The New York Times (Nov 18) reported: "Before the attacks, environmentalists seemed to have political momentum in casting President Bush as unfriendly to the environment and his administration as beholden to the extractive industries. But in the last two months, environmentalists have been stymied for fear of appearing unpatriotic or even petty in the face of a national crisis." Consequently, since 911, writer Katherine Seelye of the NYT (Nov 18 and 29) noted the following policy changes in the US: * Abandon negotiations for a treaty to control global warming; * Ease energy-conservation standards for air conditioners; * Make it easier for home-builders and commercial developers to eliminate wetlands; * Shelve a plan to reduce air pollution from coal-burning power plants for fear of power shortages in waging "war against terror" * Reverse ex-President Clinton's policy that stopped road-building, oil and gas leasing, and most new logging in nearly-untouched national forests.

Last year alone, reportedly more than 25,000 people died in major natural disasters, including earthquakes, floods, and freezing cold. The figure is said to be twice the number of victims from year 2000 (NST, Dec 30).

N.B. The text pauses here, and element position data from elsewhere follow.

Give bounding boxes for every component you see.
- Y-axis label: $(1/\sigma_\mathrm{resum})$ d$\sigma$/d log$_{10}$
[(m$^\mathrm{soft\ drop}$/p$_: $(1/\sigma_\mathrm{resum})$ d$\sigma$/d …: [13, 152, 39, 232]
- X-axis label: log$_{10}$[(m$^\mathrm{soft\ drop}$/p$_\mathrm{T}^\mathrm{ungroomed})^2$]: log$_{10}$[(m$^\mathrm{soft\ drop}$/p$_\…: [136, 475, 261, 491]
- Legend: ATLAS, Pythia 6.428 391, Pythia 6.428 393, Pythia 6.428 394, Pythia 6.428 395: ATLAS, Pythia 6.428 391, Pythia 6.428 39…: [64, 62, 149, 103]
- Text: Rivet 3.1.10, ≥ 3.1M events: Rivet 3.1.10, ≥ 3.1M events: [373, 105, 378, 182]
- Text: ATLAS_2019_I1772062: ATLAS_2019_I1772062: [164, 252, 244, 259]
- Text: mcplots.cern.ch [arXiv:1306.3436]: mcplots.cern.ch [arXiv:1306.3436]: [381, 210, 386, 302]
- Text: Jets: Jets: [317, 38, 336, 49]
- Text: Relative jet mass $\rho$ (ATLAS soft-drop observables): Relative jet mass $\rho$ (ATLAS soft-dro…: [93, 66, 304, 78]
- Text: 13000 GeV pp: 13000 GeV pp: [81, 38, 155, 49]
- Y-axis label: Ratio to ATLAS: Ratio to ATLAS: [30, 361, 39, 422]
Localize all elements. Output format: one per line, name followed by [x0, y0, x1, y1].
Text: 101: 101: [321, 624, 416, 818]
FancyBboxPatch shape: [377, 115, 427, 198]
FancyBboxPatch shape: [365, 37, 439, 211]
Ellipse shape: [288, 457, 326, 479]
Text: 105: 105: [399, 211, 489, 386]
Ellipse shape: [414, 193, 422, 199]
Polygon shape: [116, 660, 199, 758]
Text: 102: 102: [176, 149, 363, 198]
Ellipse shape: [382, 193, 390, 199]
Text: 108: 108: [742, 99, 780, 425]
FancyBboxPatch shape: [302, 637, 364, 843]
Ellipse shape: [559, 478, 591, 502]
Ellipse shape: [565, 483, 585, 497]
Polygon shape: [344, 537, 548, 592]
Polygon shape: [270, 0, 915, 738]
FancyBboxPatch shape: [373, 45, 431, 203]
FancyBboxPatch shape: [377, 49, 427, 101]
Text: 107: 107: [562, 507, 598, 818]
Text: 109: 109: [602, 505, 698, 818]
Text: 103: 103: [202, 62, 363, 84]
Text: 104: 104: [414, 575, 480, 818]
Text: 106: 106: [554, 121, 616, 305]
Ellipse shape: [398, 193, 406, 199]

This figure discounted man-made disasters such as the collapse of the World Trade Center Towers, but some cannot be completely dissociated from many of them. A seemingly natural disaster quite often can be the result of human negligence because anyone of the U factors listed above, for example floods and global warming (http://www.worldenvironment.com/).

As such, let us heed the Prime Minister's advice to "ponder on our good fortune and ensure we do not become victims of the primitive civilisation of the 21st century".

We must resolve to ensure that beginning with the year 2002, peace and harmony will continue prevail, by making the right choices for Malaysia in particular.